Sql-server – How to make a union view execute more efficiently

indexsql serverunionview

I have a large table (tens to hundreds of millions of records) that we have split for performance reasons into active and archive tables, using a direct field mapping, and running an archive process every night.

In several places in our code we need to run queries that combine the active and archive tables, almost invariably filtered by one or more fields (which we've obviously put indexes on in both tables). For convenience it would make sense to have a view like this:

create view vMyTable_Combined as
select * from MyTable_Active
union all
select * from MyTable_Archive

But if I run a query like

select * from vMyTable_Combined where IndexedField = @val

it's going to do the union on everything from Active and Store before filtering by @val, which is going to kill performance.

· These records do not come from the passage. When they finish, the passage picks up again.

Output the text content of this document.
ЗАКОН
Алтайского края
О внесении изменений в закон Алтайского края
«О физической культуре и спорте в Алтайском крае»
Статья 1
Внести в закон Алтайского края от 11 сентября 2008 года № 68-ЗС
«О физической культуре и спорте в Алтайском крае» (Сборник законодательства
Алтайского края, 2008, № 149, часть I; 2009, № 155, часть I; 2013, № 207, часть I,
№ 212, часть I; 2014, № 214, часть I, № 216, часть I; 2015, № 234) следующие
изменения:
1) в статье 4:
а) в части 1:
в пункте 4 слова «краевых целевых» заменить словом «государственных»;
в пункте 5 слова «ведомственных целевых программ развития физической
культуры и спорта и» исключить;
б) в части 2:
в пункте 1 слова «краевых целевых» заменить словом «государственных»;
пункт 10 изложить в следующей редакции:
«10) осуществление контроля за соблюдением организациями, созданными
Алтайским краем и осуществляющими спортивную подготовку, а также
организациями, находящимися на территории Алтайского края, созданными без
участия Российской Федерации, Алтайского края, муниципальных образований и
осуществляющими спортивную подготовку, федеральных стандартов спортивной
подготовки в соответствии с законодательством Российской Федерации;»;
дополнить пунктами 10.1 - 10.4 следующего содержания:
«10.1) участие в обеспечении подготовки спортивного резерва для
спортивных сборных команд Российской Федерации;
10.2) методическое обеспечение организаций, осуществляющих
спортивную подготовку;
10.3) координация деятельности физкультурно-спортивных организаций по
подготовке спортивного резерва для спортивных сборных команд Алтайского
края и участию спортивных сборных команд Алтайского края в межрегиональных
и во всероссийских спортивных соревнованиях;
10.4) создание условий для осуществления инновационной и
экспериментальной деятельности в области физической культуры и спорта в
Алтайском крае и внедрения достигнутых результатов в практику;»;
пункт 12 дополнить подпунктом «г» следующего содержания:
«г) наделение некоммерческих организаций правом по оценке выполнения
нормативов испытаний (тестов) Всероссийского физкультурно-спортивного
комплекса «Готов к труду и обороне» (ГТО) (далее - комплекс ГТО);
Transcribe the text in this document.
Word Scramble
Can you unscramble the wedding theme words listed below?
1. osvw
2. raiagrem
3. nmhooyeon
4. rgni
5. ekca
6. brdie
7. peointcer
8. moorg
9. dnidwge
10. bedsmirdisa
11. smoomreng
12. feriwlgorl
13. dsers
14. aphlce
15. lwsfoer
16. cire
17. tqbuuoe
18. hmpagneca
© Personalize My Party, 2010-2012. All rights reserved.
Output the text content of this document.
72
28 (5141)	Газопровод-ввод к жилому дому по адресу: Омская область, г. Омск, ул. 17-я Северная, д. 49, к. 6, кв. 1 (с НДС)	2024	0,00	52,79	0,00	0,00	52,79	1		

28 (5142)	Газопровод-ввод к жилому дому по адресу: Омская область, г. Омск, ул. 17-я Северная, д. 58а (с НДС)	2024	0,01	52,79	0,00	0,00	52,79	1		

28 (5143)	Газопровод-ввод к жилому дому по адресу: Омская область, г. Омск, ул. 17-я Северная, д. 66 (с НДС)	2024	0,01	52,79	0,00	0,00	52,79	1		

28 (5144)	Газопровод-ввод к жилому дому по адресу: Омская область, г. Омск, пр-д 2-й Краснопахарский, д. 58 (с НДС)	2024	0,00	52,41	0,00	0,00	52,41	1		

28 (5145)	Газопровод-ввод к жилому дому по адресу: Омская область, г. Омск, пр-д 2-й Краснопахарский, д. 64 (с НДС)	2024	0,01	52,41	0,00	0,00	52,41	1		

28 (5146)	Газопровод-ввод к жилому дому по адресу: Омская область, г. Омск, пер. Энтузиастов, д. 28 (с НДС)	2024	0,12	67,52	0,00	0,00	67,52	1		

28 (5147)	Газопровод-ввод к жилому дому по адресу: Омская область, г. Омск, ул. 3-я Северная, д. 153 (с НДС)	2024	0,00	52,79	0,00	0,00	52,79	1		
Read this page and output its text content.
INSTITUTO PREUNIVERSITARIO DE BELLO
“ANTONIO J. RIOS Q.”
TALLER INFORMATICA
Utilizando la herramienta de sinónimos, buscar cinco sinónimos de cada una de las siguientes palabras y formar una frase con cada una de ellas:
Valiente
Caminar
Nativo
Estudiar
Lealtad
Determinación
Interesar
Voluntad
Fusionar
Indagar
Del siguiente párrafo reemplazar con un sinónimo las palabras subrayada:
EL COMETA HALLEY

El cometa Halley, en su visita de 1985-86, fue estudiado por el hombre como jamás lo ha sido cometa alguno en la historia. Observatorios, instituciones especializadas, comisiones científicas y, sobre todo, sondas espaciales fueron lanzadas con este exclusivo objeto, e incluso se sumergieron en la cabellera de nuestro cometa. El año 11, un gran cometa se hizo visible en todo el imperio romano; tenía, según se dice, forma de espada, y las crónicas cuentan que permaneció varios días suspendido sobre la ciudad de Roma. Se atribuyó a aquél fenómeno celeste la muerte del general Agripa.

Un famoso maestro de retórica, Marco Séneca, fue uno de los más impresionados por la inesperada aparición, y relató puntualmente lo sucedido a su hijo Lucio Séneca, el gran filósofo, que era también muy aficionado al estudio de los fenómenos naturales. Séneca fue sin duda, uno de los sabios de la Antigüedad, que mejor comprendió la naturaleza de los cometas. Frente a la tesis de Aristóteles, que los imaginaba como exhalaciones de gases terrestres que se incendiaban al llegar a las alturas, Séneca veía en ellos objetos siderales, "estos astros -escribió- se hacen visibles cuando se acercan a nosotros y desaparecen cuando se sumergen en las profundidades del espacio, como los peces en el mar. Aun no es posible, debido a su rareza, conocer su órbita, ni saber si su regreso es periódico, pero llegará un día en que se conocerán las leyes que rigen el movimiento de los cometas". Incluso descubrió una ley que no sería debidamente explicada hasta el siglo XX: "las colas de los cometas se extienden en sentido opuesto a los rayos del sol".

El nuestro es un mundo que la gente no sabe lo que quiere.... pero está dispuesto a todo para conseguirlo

Is there any clever way of making the two sub-queries of the union view each filter by @val before they create the union?

Or maybe there's some other approach you would suggest that achieves what I'm going for, i.e. an easy and efficient way of getting the union record set, filtered by the indexed field?

EDIT: here's the execution plan (and you get to see the real table names here):

execution plan

Oddly enough, the active table is actually using the correct index (plus a RID lookup?) but the archive table is doing a table scan!

Best Answer

The comments on the question show that the issue is that the test database the OP was using to develop the query had radically different data characteristics than the production database. It had much fewer rows and the field being used for filtering wasn't selective enough.

When the number of distinct values in a column is too small the index may not be sufficiently selective. In this case a sequential table scan is cheaper than an index seek/row lookup operation. Typically a table scan makes exensive use of sequential I/O, which is much faster than random access reads.

Often, if a query would return more than just a few percent of rows it will be cheaper just to do a table scan than an index seek/row lookup or similar operation that makes heavy use of random I/O.